I remember learning about Loie Fuller in dance history classes: she was one of the American “mothers of modern dance”, up there with Ruth St Denis and Isadora Duncan. She revolutionised theatre lighting and after moving to Paris in the 1890´s she became famous worldwide for her hypnotising dances, where she twirled with illuminated fabrics to transform herself into butterflies, snakes, or flowers. Every teacher mentioned how important she was for the field. But no one ever told me she was a lesbian.

In this lecture-performance, Claire Lefèvre juxtaposes archival research with intimate storytelling to shine a light on the systematic erasure of queer femmes throughout dance history. She distils the glimpses of queerness that permeated Fuller’s artistic practice, situating her flamboyant campiness and gender subversion within the electricity crazed colonial context in which she created work.

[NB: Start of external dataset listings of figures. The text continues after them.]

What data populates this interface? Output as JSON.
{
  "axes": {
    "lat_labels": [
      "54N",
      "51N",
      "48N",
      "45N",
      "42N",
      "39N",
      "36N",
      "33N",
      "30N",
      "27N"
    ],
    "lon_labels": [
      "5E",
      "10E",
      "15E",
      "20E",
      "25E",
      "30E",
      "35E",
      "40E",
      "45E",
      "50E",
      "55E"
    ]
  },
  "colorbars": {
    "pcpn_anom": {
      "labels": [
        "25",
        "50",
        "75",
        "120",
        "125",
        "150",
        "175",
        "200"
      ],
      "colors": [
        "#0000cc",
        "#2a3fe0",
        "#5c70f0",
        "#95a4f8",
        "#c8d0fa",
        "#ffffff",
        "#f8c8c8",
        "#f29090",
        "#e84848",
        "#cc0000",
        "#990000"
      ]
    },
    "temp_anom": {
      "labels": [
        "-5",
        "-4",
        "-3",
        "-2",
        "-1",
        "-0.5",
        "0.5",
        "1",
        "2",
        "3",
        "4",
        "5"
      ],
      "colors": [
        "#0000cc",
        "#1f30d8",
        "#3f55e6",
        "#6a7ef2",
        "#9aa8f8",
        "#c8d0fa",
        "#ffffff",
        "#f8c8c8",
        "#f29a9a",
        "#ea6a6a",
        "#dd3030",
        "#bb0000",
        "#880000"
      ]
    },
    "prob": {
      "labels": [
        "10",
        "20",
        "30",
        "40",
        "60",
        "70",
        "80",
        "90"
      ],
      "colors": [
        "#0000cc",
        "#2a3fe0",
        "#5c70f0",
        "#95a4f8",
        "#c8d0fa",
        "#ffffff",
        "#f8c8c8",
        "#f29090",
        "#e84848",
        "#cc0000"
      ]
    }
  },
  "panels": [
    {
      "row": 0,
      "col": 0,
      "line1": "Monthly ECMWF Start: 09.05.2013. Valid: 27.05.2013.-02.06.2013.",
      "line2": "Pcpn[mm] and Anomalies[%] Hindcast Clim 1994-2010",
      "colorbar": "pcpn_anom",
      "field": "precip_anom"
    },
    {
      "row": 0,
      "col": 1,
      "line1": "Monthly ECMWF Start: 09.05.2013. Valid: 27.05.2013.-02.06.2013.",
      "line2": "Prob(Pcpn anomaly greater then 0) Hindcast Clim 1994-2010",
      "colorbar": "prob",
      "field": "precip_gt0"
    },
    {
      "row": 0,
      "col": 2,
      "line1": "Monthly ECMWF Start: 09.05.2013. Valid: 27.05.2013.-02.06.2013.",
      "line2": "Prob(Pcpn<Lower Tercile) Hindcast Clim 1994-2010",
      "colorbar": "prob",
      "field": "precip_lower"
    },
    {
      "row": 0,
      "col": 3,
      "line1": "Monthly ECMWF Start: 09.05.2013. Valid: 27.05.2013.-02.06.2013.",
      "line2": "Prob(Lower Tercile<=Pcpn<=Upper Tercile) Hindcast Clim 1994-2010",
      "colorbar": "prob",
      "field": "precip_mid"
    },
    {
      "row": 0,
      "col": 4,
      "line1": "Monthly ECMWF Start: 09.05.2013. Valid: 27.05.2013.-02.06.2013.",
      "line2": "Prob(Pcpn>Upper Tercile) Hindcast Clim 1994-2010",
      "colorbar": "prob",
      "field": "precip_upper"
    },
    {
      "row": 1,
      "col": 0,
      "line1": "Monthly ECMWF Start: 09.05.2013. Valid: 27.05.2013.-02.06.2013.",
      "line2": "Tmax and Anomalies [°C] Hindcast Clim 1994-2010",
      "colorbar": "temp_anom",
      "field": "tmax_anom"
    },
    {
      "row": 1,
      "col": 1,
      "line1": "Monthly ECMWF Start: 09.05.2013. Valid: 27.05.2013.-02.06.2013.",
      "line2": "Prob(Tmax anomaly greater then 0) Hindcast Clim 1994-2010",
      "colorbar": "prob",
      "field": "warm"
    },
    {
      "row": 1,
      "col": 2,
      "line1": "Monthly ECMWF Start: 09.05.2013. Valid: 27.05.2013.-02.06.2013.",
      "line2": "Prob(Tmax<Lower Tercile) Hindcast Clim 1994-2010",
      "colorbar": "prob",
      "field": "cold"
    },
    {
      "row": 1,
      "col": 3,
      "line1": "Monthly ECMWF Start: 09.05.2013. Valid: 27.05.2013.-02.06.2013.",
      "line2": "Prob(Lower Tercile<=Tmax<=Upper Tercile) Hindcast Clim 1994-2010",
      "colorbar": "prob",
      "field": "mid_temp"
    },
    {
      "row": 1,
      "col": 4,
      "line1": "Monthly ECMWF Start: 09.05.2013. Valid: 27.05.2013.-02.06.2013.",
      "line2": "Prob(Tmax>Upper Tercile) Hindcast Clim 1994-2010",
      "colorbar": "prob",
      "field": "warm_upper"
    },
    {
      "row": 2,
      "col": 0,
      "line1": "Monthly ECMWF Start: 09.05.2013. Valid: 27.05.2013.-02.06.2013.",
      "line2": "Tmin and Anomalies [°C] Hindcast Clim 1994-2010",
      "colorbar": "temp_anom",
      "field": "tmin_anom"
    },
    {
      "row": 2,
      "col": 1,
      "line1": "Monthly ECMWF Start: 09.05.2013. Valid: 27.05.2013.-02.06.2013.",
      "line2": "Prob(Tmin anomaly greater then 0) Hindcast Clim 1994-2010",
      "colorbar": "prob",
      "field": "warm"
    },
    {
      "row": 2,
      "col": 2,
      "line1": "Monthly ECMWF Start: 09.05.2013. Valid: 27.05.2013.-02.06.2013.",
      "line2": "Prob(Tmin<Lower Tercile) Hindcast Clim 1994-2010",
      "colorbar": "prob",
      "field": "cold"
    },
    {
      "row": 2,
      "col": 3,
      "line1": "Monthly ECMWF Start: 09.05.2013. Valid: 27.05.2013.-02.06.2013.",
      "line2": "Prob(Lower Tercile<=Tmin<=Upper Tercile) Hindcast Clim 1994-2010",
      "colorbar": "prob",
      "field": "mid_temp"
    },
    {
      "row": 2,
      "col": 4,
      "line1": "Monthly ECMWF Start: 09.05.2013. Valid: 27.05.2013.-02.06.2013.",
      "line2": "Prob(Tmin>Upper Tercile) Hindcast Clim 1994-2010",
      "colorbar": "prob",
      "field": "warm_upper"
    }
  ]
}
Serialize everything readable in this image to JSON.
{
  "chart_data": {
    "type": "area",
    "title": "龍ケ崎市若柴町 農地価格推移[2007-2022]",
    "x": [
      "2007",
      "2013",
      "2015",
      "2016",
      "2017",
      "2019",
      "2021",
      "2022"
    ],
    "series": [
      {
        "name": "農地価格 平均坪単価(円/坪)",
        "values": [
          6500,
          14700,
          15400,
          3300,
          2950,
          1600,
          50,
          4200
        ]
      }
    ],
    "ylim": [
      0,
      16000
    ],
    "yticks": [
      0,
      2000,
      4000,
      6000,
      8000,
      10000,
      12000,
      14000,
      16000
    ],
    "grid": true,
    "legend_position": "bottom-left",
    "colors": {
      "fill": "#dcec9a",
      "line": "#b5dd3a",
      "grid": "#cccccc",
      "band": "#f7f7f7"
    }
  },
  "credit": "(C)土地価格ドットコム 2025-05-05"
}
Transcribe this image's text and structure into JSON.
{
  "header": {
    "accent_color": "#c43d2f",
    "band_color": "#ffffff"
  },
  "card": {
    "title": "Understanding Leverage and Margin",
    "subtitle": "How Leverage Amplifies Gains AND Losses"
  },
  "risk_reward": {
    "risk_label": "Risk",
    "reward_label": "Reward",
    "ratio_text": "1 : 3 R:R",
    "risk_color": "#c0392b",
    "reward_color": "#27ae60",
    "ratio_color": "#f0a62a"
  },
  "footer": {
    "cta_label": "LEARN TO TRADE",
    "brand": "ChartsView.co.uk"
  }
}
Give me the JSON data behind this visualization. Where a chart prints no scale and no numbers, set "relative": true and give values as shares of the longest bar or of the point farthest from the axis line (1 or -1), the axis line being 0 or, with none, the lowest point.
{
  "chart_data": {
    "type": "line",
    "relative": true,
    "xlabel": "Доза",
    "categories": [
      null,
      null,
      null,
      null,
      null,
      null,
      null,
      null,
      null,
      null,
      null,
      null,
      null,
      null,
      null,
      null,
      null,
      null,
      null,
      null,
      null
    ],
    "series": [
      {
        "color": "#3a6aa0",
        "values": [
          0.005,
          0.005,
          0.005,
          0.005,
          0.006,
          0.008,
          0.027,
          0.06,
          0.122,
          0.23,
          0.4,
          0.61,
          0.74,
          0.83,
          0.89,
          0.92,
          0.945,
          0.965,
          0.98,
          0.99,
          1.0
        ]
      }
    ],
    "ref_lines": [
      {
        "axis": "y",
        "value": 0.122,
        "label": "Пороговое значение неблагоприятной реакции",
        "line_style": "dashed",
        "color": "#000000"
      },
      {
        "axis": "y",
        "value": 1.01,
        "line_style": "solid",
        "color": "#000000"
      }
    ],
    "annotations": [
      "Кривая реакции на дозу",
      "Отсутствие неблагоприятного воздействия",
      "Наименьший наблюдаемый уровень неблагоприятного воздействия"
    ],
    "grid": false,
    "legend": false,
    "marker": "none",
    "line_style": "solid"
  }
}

Unveiling her complex legacy one anecdote at the time, the piece exposes hidden layers of choreographic history which have shaped the way we think of, and embody, contemporary dance until today.

Created in close collaboration with textile artist Sophie Utikal, video artist Maanila Santos De Moraes and sound designer Zosia Holubowska, this solo channels Loie Fuller´s stagecraft and invites the audience on a kaleidoscopic trip, where dances of the past illuminate current political discourse around performance lineages, queerness and femininity.

This production is supported by Brut Wien, Tanzfabrik Berlin and MA7 Wien Kultur.